Row 11 — P14 internal follow-up (exception to rule #1). Row 11 is NOT a P15 gap; it is a targeted P14 internal completion that lands when the fence-watchdog branch commits. Its integrity rules are narrower:

  1. Row 11 MUST correspond to an existing PARTIAL or subclaim-only row of the internal matrix — the whole point of the row is to name the follow-up that closes that partial. In this case row 11 corresponds to evidence-matrix Claim 15 PARTIAL (fence quantitative timeout bound). This is the inverse of rule #1 above: row 11 is listed here precisely BECAUSE it appears as PARTIAL in the matrix.
  2. Row 11 MUST NOT be assigned to any P15 track — it is explicitly labeled "P14 internal follow-up (NOT a P15 track)" in the gap table.
  3. Row 11's first-proof gate MUST be a single-package test that closes the matrix PARTIAL row — not a multi-track composite.
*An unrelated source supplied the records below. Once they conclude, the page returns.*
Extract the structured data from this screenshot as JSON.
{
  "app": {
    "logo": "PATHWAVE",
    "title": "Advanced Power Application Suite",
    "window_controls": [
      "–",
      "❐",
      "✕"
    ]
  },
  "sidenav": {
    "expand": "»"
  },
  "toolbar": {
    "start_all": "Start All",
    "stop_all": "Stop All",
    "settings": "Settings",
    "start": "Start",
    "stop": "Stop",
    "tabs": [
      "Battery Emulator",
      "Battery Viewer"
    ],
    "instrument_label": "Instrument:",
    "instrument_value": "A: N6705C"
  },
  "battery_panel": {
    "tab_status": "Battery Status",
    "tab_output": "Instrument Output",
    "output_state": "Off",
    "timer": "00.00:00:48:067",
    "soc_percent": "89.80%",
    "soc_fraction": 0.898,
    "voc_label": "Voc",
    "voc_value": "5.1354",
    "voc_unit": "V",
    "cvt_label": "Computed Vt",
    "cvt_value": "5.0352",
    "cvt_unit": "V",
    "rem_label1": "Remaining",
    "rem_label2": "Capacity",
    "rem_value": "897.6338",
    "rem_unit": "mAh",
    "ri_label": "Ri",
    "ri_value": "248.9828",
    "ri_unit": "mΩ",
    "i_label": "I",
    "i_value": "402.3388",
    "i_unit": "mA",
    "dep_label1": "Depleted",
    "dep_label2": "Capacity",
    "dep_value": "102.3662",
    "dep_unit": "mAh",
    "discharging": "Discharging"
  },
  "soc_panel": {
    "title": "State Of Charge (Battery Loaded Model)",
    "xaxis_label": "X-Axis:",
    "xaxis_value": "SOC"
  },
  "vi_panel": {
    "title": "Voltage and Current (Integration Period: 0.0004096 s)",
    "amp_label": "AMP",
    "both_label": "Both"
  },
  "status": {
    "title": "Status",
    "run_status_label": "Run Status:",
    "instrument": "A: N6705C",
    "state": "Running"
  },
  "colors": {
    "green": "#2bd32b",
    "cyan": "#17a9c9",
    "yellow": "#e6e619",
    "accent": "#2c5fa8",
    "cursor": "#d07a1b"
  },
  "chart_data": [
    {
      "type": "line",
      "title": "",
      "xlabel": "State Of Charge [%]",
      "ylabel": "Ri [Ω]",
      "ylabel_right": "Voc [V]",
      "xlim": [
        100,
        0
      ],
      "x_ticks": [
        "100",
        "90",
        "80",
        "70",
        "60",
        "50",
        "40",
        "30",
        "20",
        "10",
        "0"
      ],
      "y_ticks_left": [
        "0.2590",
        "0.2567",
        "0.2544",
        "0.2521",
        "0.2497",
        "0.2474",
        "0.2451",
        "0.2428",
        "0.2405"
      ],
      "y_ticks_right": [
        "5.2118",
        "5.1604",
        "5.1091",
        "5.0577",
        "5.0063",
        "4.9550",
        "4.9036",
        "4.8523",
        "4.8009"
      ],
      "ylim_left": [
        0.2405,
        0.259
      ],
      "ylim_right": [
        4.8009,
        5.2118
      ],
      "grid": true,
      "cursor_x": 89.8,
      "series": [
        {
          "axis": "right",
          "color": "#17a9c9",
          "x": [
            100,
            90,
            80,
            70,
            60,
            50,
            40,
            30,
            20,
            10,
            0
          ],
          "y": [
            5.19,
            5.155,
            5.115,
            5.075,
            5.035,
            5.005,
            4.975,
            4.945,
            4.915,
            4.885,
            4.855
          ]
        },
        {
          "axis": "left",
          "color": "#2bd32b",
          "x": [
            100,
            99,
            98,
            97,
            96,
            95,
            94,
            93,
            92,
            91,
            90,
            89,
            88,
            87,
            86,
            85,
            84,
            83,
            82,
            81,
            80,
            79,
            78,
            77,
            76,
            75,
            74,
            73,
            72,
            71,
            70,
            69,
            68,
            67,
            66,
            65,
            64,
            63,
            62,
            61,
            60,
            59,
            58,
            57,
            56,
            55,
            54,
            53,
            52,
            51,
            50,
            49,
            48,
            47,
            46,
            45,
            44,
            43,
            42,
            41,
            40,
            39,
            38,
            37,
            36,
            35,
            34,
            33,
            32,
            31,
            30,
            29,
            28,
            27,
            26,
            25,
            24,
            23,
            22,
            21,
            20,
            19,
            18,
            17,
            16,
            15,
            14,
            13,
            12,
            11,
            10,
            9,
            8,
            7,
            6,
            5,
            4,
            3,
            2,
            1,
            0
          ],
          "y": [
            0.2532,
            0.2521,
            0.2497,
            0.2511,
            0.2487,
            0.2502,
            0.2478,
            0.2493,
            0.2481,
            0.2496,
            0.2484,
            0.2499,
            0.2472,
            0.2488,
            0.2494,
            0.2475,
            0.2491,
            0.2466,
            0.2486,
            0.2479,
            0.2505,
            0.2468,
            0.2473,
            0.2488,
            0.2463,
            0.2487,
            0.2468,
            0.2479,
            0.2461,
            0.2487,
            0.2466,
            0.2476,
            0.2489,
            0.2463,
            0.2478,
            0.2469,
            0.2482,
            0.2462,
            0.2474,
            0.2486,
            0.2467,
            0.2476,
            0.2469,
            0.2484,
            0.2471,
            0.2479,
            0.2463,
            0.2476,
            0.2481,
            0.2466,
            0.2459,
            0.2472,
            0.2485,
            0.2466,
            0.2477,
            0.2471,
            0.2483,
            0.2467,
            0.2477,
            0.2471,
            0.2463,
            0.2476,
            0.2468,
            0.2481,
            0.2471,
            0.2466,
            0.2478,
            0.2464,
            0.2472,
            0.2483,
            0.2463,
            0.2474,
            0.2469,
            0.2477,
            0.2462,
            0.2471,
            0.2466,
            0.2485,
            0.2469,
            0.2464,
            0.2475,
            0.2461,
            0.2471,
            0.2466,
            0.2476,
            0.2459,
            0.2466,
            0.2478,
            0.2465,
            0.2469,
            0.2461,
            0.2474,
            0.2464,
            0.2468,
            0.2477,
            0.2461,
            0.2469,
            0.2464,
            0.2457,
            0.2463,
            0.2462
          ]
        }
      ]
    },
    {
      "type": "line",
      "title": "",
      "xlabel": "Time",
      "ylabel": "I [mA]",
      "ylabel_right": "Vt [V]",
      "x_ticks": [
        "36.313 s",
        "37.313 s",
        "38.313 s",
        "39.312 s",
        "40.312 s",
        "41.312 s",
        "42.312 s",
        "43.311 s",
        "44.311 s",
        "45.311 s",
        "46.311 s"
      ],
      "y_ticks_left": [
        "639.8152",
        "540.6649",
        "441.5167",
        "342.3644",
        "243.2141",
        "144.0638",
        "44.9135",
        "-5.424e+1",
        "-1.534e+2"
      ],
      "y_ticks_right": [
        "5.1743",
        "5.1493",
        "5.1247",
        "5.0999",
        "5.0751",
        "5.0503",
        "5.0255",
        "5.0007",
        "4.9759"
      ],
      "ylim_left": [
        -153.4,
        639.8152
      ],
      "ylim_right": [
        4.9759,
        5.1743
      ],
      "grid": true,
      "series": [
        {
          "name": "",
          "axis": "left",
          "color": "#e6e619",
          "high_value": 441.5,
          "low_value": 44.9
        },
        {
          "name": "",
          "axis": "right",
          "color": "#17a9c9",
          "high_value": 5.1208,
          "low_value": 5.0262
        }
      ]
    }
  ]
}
Splitting the integrity check this way keeps rule #1 for P15 gaps strict (any cross-reference to PROVEN/PARTIAL in the matrix is a bug there) while making row 11's purpose explicit and auditable (every P14 internal follow-up row should have a matrix PARTIAL anchor).

5. Per-Track Dependency Summary

P15 TrackDepends on P14 claimsNotes
T1 Frontend + Data PathClaims 3, 6, 10, 14 (durable reload, controller-driven, restart re-anchor, placement/rebalance)Core product dependency.
T2 CSI / LifecycleT1 + Claims 6, 10CSI needs a working data path.
T3 External APIClaims 6, 14API translates external verbs to AssignmentAsks.
T4 SecurityT1 + T3Authn/authz sits above the surfaces T1 and T3 expose.
T5 DiagnosticsClaims 2, 8, 11, 12 (supportability / stuck / unsupported evidence)Surfaces what P14 already records internally.
T6 Operator WorkflowClaims 6, 9, 14 (controller-driven, supersede, placement)Operator actions are AssignmentAsks through the controller.
T7 MigrationT1 + T6Needs both frontend and operator surfaces.
T8 DeploymentClaim 3 (durable reload) + T1Depends on durable store shape and frontend.
Final GateAll P14 claims + all P15 tracksComposite.

6. Closure

Every product gap that S8 identifies is listed here with a canonical P15 track or explicit P14 follow-up. Track numbering matches v3-phase-15-product-plan.md. P15 execution starts from this table without needing to re-derive the ownership map.